Andere werden sagen, dass es trotzdem nicht für die Ewigkeit war. Da kann ich nicht widersprechen. Nur Gott ist ewig.

Heiliger Geist,

Du Hauch des Lebens

Du Feuer vom Himmel

Du Beistand der Christen

Du Helfer im Gebet

Du Unterpfand der Erlösung

– erbarme dich unser1

*

1Aus: Gotteslob.
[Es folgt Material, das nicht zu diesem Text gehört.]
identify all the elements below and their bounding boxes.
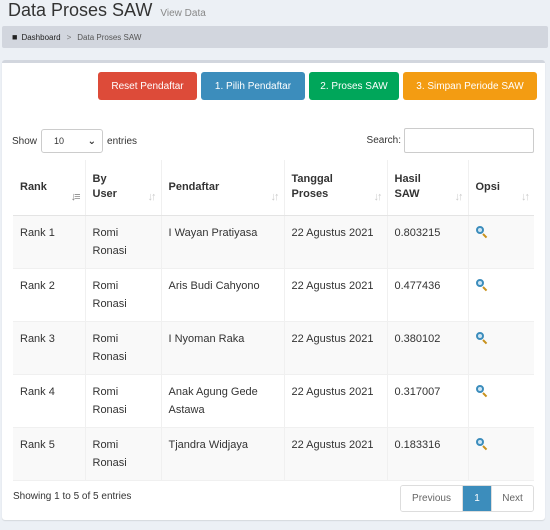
search-label: Search: bbox=[366, 135, 401, 146]
breadcrumb-home-link[interactable]: ■ Dashboard bbox=[12, 32, 61, 42]
table-row: Rank 4 Romi Ronasi Anak Agung Gede Astaw… bbox=[13, 374, 534, 428]
content-box: Reset Pendaftar 1. Pilih Pendaftar 2. Pr… bbox=[2, 60, 545, 520]
search-detail-icon[interactable] bbox=[475, 437, 488, 450]
cell-user: Romi Ronasi bbox=[85, 374, 162, 428]
cell-user: Romi Ronasi bbox=[85, 215, 162, 269]
next-page-button[interactable]: Next bbox=[491, 486, 533, 511]
pilih-pendaftar-button[interactable]: 1. Pilih Pendaftar bbox=[201, 72, 305, 100]
pagination: Previous 1 Next bbox=[400, 485, 534, 512]
page-title: Data Proses SAW bbox=[8, 0, 153, 20]
cell-tanggal: 22 Agustus 2021 bbox=[284, 321, 388, 375]
table-row: Rank 1 Romi Ronasi I Wayan Pratiyasa 22 … bbox=[13, 215, 534, 269]
sort-icon: ↓↑ bbox=[521, 190, 530, 203]
column-header-label: By User bbox=[92, 173, 117, 201]
previous-page-button[interactable]: Previous bbox=[401, 486, 463, 511]
cell-opsi bbox=[468, 321, 534, 375]
cell-tanggal: 22 Agustus 2021 bbox=[284, 268, 388, 322]
cell-opsi bbox=[468, 268, 534, 322]
column-header-label: Tanggal Proses bbox=[291, 173, 333, 201]
breadcrumb-home-label: Dashboard bbox=[21, 32, 61, 42]
breadcrumb-separator: > bbox=[66, 32, 72, 42]
search-control: Search: bbox=[367, 128, 534, 153]
cell-pendaftar: Anak Agung Gede Astawa bbox=[161, 374, 285, 428]
action-toolbar: Reset Pendaftar 1. Pilih Pendaftar 2. Pr… bbox=[98, 72, 537, 100]
cell-user: Romi Ronasi bbox=[85, 268, 162, 322]
cell-opsi bbox=[468, 374, 534, 428]
breadcrumb: ■ Dashboard > Data Proses SAW bbox=[2, 26, 548, 48]
entries-label: entries bbox=[107, 135, 138, 147]
cell-rank: Rank 5 bbox=[13, 427, 86, 481]
cell-hasil: 0.380102 bbox=[387, 321, 469, 375]
search-detail-icon[interactable] bbox=[475, 225, 488, 238]
column-header-label: Rank bbox=[20, 180, 47, 193]
table-info: Showing 1 to 5 of 5 entries bbox=[13, 491, 132, 502]
show-label: Show bbox=[12, 135, 38, 147]
cell-hasil: 0.317007 bbox=[387, 374, 469, 428]
table-row: Rank 3 Romi Ronasi I Nyoman Raka 22 Agus… bbox=[13, 321, 534, 375]
cell-hasil: 0.803215 bbox=[387, 215, 469, 269]
cell-pendaftar: Tjandra Widjaya bbox=[161, 427, 285, 481]
cell-user: Romi Ronasi bbox=[85, 321, 162, 375]
search-detail-icon[interactable] bbox=[475, 331, 488, 344]
data-table: Rank ↓≡ By User ↓↑ Pendaftar ↓↑ Tanggal Pro… bbox=[13, 160, 534, 481]
reset-pendaftar-button[interactable]: Reset Pendaftar bbox=[98, 72, 197, 100]
column-header-pendaftar[interactable]: Pendaftar ↓↑ bbox=[161, 160, 285, 216]
column-header-label: Opsi bbox=[475, 180, 500, 193]
column-header-tanggal[interactable]: Tanggal Proses ↓↑ bbox=[284, 160, 388, 216]
cell-tanggal: 22 Agustus 2021 bbox=[284, 427, 388, 481]
entries-select[interactable]: 10 ⌄ bbox=[41, 129, 104, 153]
cell-rank: Rank 3 bbox=[13, 321, 86, 375]
cell-rank: Rank 4 bbox=[13, 374, 86, 428]
column-header-opsi[interactable]: Opsi ↓↑ bbox=[468, 160, 534, 216]
cell-user: Romi Ronasi bbox=[85, 427, 162, 481]
cell-rank: Rank 2 bbox=[13, 268, 86, 322]
cell-hasil: 0.477436 bbox=[387, 268, 469, 322]
cell-rank: Rank 1 bbox=[13, 215, 86, 269]
sort-icon: ↓↑ bbox=[270, 190, 280, 203]
simpan-periode-button[interactable]: 3. Simpan Periode SAW bbox=[403, 72, 537, 100]
entries-select-value: 10 bbox=[54, 136, 65, 146]
search-input[interactable] bbox=[404, 128, 534, 153]
page-1-button[interactable]: 1 bbox=[463, 486, 491, 511]
proses-saw-button[interactable]: 2. Proses SAW bbox=[309, 72, 399, 100]
cell-tanggal: 22 Agustus 2021 bbox=[284, 215, 388, 269]
dashboard-icon: ■ bbox=[12, 32, 18, 42]
cell-hasil: 0.183316 bbox=[387, 427, 469, 481]
cell-pendaftar: I Wayan Pratiyasa bbox=[161, 215, 285, 269]
column-header-by-user[interactable]: By User ↓↑ bbox=[85, 160, 162, 216]
table-header-row: Rank ↓≡ By User ↓↑ Pendaftar ↓↑ Tanggal Pro… bbox=[13, 160, 534, 216]
page-subtitle: View Data bbox=[160, 8, 206, 19]
cell-pendaftar: I Nyoman Raka bbox=[161, 321, 285, 375]
chevron-down-icon: ⌄ bbox=[87, 135, 97, 147]
cell-opsi bbox=[468, 427, 534, 481]
column-header-hasil[interactable]: Hasil SAW ↓↑ bbox=[387, 160, 469, 216]
breadcrumb-current: Data Proses SAW bbox=[77, 32, 142, 42]
sort-icon: ↓↑ bbox=[147, 190, 157, 203]
column-header-rank[interactable]: Rank ↓≡ bbox=[13, 160, 86, 216]
table-row: Rank 2 Romi Ronasi Aris Budi Cahyono 22 … bbox=[13, 268, 534, 322]
search-detail-icon[interactable] bbox=[475, 278, 488, 291]
search-detail-icon[interactable] bbox=[475, 384, 488, 397]
column-header-label: Pendaftar bbox=[168, 180, 220, 193]
sort-icon: ↓↑ bbox=[373, 190, 383, 203]
sort-asc-icon: ↓≡ bbox=[70, 190, 81, 203]
table-row: Rank 5 Romi Ronasi Tjandra Widjaya 22 Ag… bbox=[13, 427, 534, 481]
page-header: Data Proses SAW View Data bbox=[8, 0, 206, 24]
entries-length-control: Show 10 ⌄ entries bbox=[12, 129, 137, 153]
cell-opsi bbox=[468, 215, 534, 269]
cell-pendaftar: Aris Budi Cahyono bbox=[161, 268, 285, 322]
column-header-label: Hasil SAW bbox=[394, 173, 421, 201]
sort-icon: ↓↑ bbox=[454, 190, 464, 203]
cell-tanggal: 22 Agustus 2021 bbox=[284, 374, 388, 428]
Katholisches Gebet- und Gesangbuch der Erzdiözese Bamberg 2013. Heilig-Geist-Litanei, S. 609f.

18.5.2018

7.

Katinka hatte die Blumenschale für Schwester Romana aus dem Kofferraum geholt und stellte sie gerade an einer windgeschützten Stelle am Hauseingang ab.

»Da sind Sie ja!« Anja stürzte auf Katinka zu, als hätte sie tagelang allein in einer Wüste ausgehalten.

»Martin Süderbeck ist angekommen. Mit Frau und Kindern.«

»Habe ich gesehen!«

Anja Riedeisen wirkte nun genauso unter Strom wie während der Fahrt in die Rhön. Die Entspannung, die sich vorhin auf ihre Züge gelegt hatte, schien es nie gegeben zu haben.

»Gehen Sie es an! Begrüßen Sie ihn! Er wird Ihnen ja wohl nicht den Kopf runterreißen.«

»Wir haben uns 30 Jahre nicht gesehen«, jammerte Anja, während sie in einer Aufwallung von Entschlossenheit ihre Handtasche unter den Arm klemmte. »Und er ist verheiratet! Meine Güte, wie viel Zeit vergangen ist.«

»Haben Sie nie versucht, Kontakt zu ihm aufzunehmen?«

»Nein, irgendwie ergab sich nie der richtige Moment. Anscheinend funktionierte unsere Beziehung nur hier oben. Nach dem Abitur leistete er seinen Zivildienst, nicht weit von hier, ich studierte in München, also …«

»Anja?«

Der Schlaks mit den Locken kam auf sie zu.

»Jetzt hat er das Rennen gemacht«, murmelte Katinka. »Geschwindigkeit ist alles.«

»Martin?«

»Verdammt, ist das lang her!« Martin Süderbecks Gesicht rötete sich, als er Anja linkisch umarmte und schließlich an den Schultern packte, um sie ein Stück von sich wegzuhalten. »Du hast dich überhaupt nicht verändert!«

»Das habe ich überhört.« Sie lachte.

Er wandte sich an seine Frau, die ihm nachkam. »Carola, das ist Anja, ich habe dir von ihr erzählt. Anja hatte das Abitur schon in der Tasche, als sie hier ihren Freiwilligendienst antrat.«

»Während du gepaukt hast, was du all die Jahre verpasst hattest«, vollendete seine Frau. »Faulpelz! Ich kenne die Geschichte.« Mit einem freundlichen Lächeln drückte sie Anja die Hand. Sie war sehr groß, fast so eine lange Latte wie ihr Mann. Ihre perfekten Beine steckten in weißen Jeans. Das Haar trug sie in einem schicken, kinnlangen Schnitt, den der Wind hartnäckig sabotierte. »Hi. Ich bin Carola.«

»Freut mich, freut mich.« Anja zeigte auf Katinka. »Das ist meine Freundin Katinka Palfy. Ich hatte keine Lust, alleine zu kommen.«

»Bist du verheiratet?«, fragte Martin Süderbeck rundheraus.